First message from a man on OkCupid, and the ensuing texts with friends when I sent it to them.
(I know, I’m a terrible person.)
There’s a “self summary” section at the top of each OkCupid profile. The end of mine says: “I’m attracted to friends and romantic prospects who use their words. I don’t know what to do with first messages that only say ‘hey’ or ‘hi,’ and will delete them immediately. But getting them at least helps me quickly discern who’s reading about me as an actual human, versus who just looks at photos and wants to do naked things to me.”
On average, I still get one “hey,” “hi,” or “hello” each day. Almost always lowercase, no punctuation.
Since no one reads it, anyway, I might as well include the REAL explanation: “I am incredibly turned on by wit and language, and you can transform my ladybits into the world’s best/worst Slip ‘N Slide just by giving good email. Just ‘hi’ not only keeps my panties ON, it makes me want to go to JCPenney and buy some of those high-top beige cotton draw’s that, on a person as short as I am, can be pulled up far enough to tuck the waistband under my bra and fashion a really upsetting onesie. Use your words, be nice to servers, nibble the back of my neck, tend to my vagina with gusto, know what ‘gusto’ means, get yourself laid.”
I’m really not a difficult puzzle to solve.
I can’t stand first messages on OkCupid that only say, “Pretty.”
You obviously think I’m pretty. The subtext of every online dating message is, “Hello. I find you attractive enough that I’d like to apply my penis to you in some way.” You could’ve shouted “pretty” from a moving car — it’s an online catcall.

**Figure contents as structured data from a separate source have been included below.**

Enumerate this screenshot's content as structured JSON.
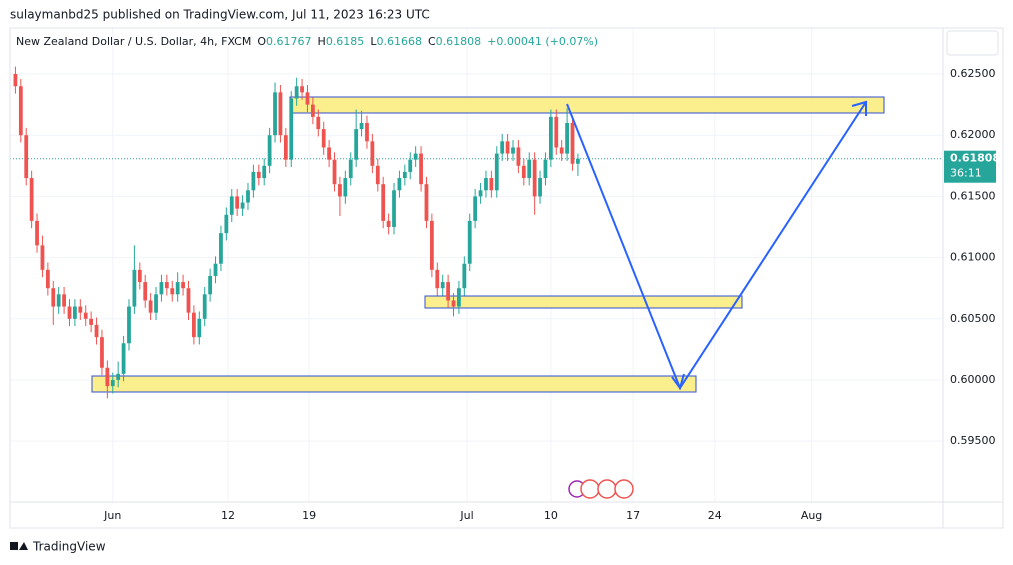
{
  "publisher_line": "sulaymanbd25 published on TradingView.com, Jul 11, 2023 16:23 UTC",
  "brand": "TradingView",
  "chart_data": {
    "type": "candlestick",
    "title": "New Zealand Dollar / U.S. Dollar, 4h, FXCM",
    "ohlc_labels": [
      "O",
      "H",
      "L",
      "C"
    ],
    "change": "+0.00041 (+0.07%)",
    "countdown": "36:11",
    "up_color": "#26a69a",
    "down_color": "#ef5350",
    "grid": true,
    "ylim": [
      0.59003,
      0.62876
    ],
    "yticks": [
      {
        "value": 0.595,
        "label": "0.59500"
      },
      {
        "value": 0.6,
        "label": "0.60000"
      },
      {
        "value": 0.605,
        "label": "0.60500"
      },
      {
        "value": 0.61,
        "label": "0.61000"
      },
      {
        "value": 0.615,
        "label": "0.61500"
      },
      {
        "value": 0.62,
        "label": "0.62000"
      },
      {
        "value": 0.625,
        "label": "0.62500"
      }
    ],
    "xlim": [
      -1,
      171.5
    ],
    "xticks": [
      {
        "value": 18,
        "label": "Jun"
      },
      {
        "value": 39.3,
        "label": "12"
      },
      {
        "value": 54.3,
        "label": "19"
      },
      {
        "value": 83.5,
        "label": "Jul"
      },
      {
        "value": 99,
        "label": "10"
      },
      {
        "value": 114.2,
        "label": "17"
      },
      {
        "value": 129.3,
        "label": "24"
      },
      {
        "value": 147.2,
        "label": "Aug"
      }
    ],
    "ohlc": [
      [
        0.625,
        0.6256,
        0.6234,
        0.624
      ],
      [
        0.624,
        0.6246,
        0.6194,
        0.62
      ],
      [
        0.62,
        0.6206,
        0.6159,
        0.6165
      ],
      [
        0.6165,
        0.6171,
        0.6124,
        0.613
      ],
      [
        0.613,
        0.6136,
        0.6104,
        0.611
      ],
      [
        0.611,
        0.6118,
        0.6084,
        0.609
      ],
      [
        0.609,
        0.6096,
        0.6069,
        0.6075
      ],
      [
        0.6075,
        0.6081,
        0.6045,
        0.606
      ],
      [
        0.606,
        0.6076,
        0.6054,
        0.607
      ],
      [
        0.607,
        0.6076,
        0.6054,
        0.606
      ],
      [
        0.606,
        0.6066,
        0.6044,
        0.605
      ],
      [
        0.605,
        0.6066,
        0.6044,
        0.606
      ],
      [
        0.606,
        0.6066,
        0.6049,
        0.6055
      ],
      [
        0.6055,
        0.6061,
        0.6044,
        0.605
      ],
      [
        0.605,
        0.6056,
        0.6039,
        0.6045
      ],
      [
        0.6045,
        0.6051,
        0.6029,
        0.6035
      ],
      [
        0.6035,
        0.6041,
        0.6004,
        0.601
      ],
      [
        0.601,
        0.6016,
        0.5985,
        0.5995
      ],
      [
        0.5995,
        0.6006,
        0.5989,
        0.6
      ],
      [
        0.6,
        0.6015,
        0.5994,
        0.6005
      ],
      [
        0.6005,
        0.6036,
        0.5999,
        0.603
      ],
      [
        0.603,
        0.6066,
        0.6024,
        0.606
      ],
      [
        0.606,
        0.611,
        0.6054,
        0.609
      ],
      [
        0.609,
        0.6096,
        0.6074,
        0.608
      ],
      [
        0.608,
        0.6086,
        0.6059,
        0.6065
      ],
      [
        0.6065,
        0.6071,
        0.6049,
        0.6055
      ],
      [
        0.6055,
        0.6076,
        0.6049,
        0.607
      ],
      [
        0.607,
        0.6086,
        0.6064,
        0.608
      ],
      [
        0.608,
        0.6086,
        0.6069,
        0.6075
      ],
      [
        0.6075,
        0.6081,
        0.6064,
        0.607
      ],
      [
        0.607,
        0.6088,
        0.6064,
        0.608
      ],
      [
        0.608,
        0.6086,
        0.6069,
        0.6075
      ],
      [
        0.6075,
        0.6081,
        0.6049,
        0.6055
      ],
      [
        0.6055,
        0.6061,
        0.6029,
        0.6035
      ],
      [
        0.6035,
        0.6056,
        0.6029,
        0.605
      ],
      [
        0.605,
        0.6076,
        0.6044,
        0.607
      ],
      [
        0.607,
        0.6091,
        0.6064,
        0.6085
      ],
      [
        0.6085,
        0.6101,
        0.6079,
        0.6095
      ],
      [
        0.6095,
        0.6126,
        0.6089,
        0.612
      ],
      [
        0.612,
        0.6141,
        0.6114,
        0.6135
      ],
      [
        0.6135,
        0.6156,
        0.6129,
        0.615
      ],
      [
        0.615,
        0.6156,
        0.6134,
        0.614
      ],
      [
        0.614,
        0.6151,
        0.6134,
        0.6145
      ],
      [
        0.6145,
        0.6161,
        0.6139,
        0.6155
      ],
      [
        0.6155,
        0.6176,
        0.6149,
        0.617
      ],
      [
        0.617,
        0.6176,
        0.6159,
        0.6165
      ],
      [
        0.6165,
        0.6181,
        0.6159,
        0.6175
      ],
      [
        0.6175,
        0.6206,
        0.6169,
        0.62
      ],
      [
        0.62,
        0.6243,
        0.6194,
        0.6235
      ],
      [
        0.6235,
        0.6241,
        0.6194,
        0.62
      ],
      [
        0.62,
        0.6206,
        0.6174,
        0.618
      ],
      [
        0.618,
        0.6236,
        0.6174,
        0.623
      ],
      [
        0.623,
        0.6247,
        0.6224,
        0.624
      ],
      [
        0.624,
        0.6246,
        0.6229,
        0.6235
      ],
      [
        0.6235,
        0.6241,
        0.6219,
        0.6225
      ],
      [
        0.6225,
        0.6231,
        0.6209,
        0.6215
      ],
      [
        0.6215,
        0.6221,
        0.6199,
        0.6205
      ],
      [
        0.6205,
        0.6211,
        0.6184,
        0.619
      ],
      [
        0.619,
        0.6196,
        0.6174,
        0.618
      ],
      [
        0.618,
        0.6186,
        0.6154,
        0.616
      ],
      [
        0.616,
        0.6166,
        0.6134,
        0.615
      ],
      [
        0.615,
        0.6171,
        0.6144,
        0.6165
      ],
      [
        0.6165,
        0.6186,
        0.6159,
        0.618
      ],
      [
        0.618,
        0.6221,
        0.6174,
        0.6205
      ],
      [
        0.6205,
        0.622,
        0.6199,
        0.621
      ],
      [
        0.621,
        0.6216,
        0.6189,
        0.6195
      ],
      [
        0.6195,
        0.6201,
        0.6169,
        0.6175
      ],
      [
        0.6175,
        0.6181,
        0.6154,
        0.616
      ],
      [
        0.616,
        0.6166,
        0.6124,
        0.613
      ],
      [
        0.613,
        0.6136,
        0.6119,
        0.6125
      ],
      [
        0.6125,
        0.6161,
        0.6119,
        0.6155
      ],
      [
        0.6155,
        0.6171,
        0.6149,
        0.6165
      ],
      [
        0.6165,
        0.6176,
        0.6159,
        0.617
      ],
      [
        0.617,
        0.6186,
        0.6164,
        0.618
      ],
      [
        0.618,
        0.6191,
        0.6174,
        0.6185
      ],
      [
        0.6185,
        0.6191,
        0.6154,
        0.616
      ],
      [
        0.616,
        0.6166,
        0.6124,
        0.613
      ],
      [
        0.613,
        0.6136,
        0.6084,
        0.609
      ],
      [
        0.609,
        0.6096,
        0.6069,
        0.6075
      ],
      [
        0.6075,
        0.6086,
        0.6069,
        0.608
      ],
      [
        0.608,
        0.6086,
        0.6059,
        0.6065
      ],
      [
        0.6065,
        0.6071,
        0.6052,
        0.606
      ],
      [
        0.606,
        0.6081,
        0.6054,
        0.6075
      ],
      [
        0.6075,
        0.6101,
        0.6069,
        0.6095
      ],
      [
        0.6095,
        0.6136,
        0.6089,
        0.613
      ],
      [
        0.613,
        0.6156,
        0.6124,
        0.615
      ],
      [
        0.615,
        0.6161,
        0.6144,
        0.6155
      ],
      [
        0.6155,
        0.6171,
        0.6149,
        0.6165
      ],
      [
        0.6165,
        0.6171,
        0.6149,
        0.6155
      ],
      [
        0.6155,
        0.6191,
        0.6149,
        0.6185
      ],
      [
        0.6185,
        0.6201,
        0.6179,
        0.6195
      ],
      [
        0.6195,
        0.6201,
        0.6179,
        0.6185
      ],
      [
        0.6185,
        0.6196,
        0.6179,
        0.619
      ],
      [
        0.619,
        0.6196,
        0.6169,
        0.6175
      ],
      [
        0.6175,
        0.6181,
        0.6159,
        0.6165
      ],
      [
        0.6165,
        0.6186,
        0.6159,
        0.618
      ],
      [
        0.618,
        0.6186,
        0.6135,
        0.615
      ],
      [
        0.615,
        0.6171,
        0.6144,
        0.6165
      ],
      [
        0.6165,
        0.6186,
        0.6159,
        0.618
      ],
      [
        0.618,
        0.6221,
        0.6174,
        0.6215
      ],
      [
        0.6215,
        0.6221,
        0.6184,
        0.619
      ],
      [
        0.619,
        0.6196,
        0.6179,
        0.6185
      ],
      [
        0.6185,
        0.6222,
        0.6179,
        0.621
      ],
      [
        0.621,
        0.6216,
        0.6171,
        0.61767
      ],
      [
        0.61767,
        0.6185,
        0.61668,
        0.61808
      ]
    ]
  }
}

What else ya got?
Similarly, messages that just say “hey” or “hi.” What am I supposed to do with that? You may as well have just grunted at me.
I don’t have many dealbreakers, but the ability to construct a half-decent sentence is a big one. In the past 5 years I’ve known three men I could’ve easily dated and gotten naked with for at least a year. The only thing they had in common was that they were quick-witted, smart, and good conversationalists, which made them IMMENSELY sexy. (OK, fine — they were also all adept at fingering.) I don’t need a writer, I don’t need flawless grammar. But I’m turned on by words, and men who use them, especially behind a keyboard, where you have time to craft. So I’m not settling for “hey.”
Addendum: As I was writing this post, a first message came in that said, “Hey baby. Mmm” — sweet merciful shit, are you kidding me? I AM A LADY, MOTHERFUCKER!
NBD, just meeting one of my heroes today. (I’ve met her once before, but hopefully this time I’ll be able to use my words.)
Sorry, no, you can’t fuck me once you’ve used the word “thingy.” It’s in the Smug bylaws — paragraph 6, subsection B, clause 3. Right after “Your Smug will stop everything and dance when she hears ‘Rump Shaker.'”
Sorry, my hands are tied. (Ahem. This is also in the bylaws.)
I’m growing a little weary of having to tell grown-ass men to use their words.
Gentlemen, this is not cute. You’re trying to get a date, not nuclear secrets. If I didn’t want you to ask, I wouldn’t have said I was free. But you actually have to ask, not just pussyfoot around. Don’t establish we’re both available and then stop talking and make ME take the next step.
I should have held out to see how long it would take him to ask an actual question. I waited about half an hour to see if there’d be a followup text. No dice.
Yes, I’m a modern woman, but goddamn, come correct. Pitch some woo. What you’re doing is worse than a seventh-grader asking a girl to a dance using a “yes or no?” note — at least that’s an answerable question.
🙂 🙂 😉 😛
…is not a response. To anything. It’s not even a response to, “Draw me four emoticons.” (The correct response to THAT is, “Why the shit would you want me to do that?”)
Use your words. We’re adults.
I can’t speak for all women, but I personally have never objected to a random midday text that simply says, “Hi. You’re pretty.”
For me, it does get a bit old (and verge on insincere) when it happens TOO often, particularly when the guy isn’t bright enough to think of words other than “pretty.”
But for the moment, squee.
Part of an email I sent to a friend:
“I’ve actually always loved that about older books, the emphasis on words and writing as an aspect of courtship. It’s part of the reason I’m such a sucker for You’ve Got Mail (don’t judge).
“I realize it doesn’t translate exactly to modern relationships, but I can’t abide suitors who can’t write at least coherently, keep my ADD interest, and make me laugh with words.”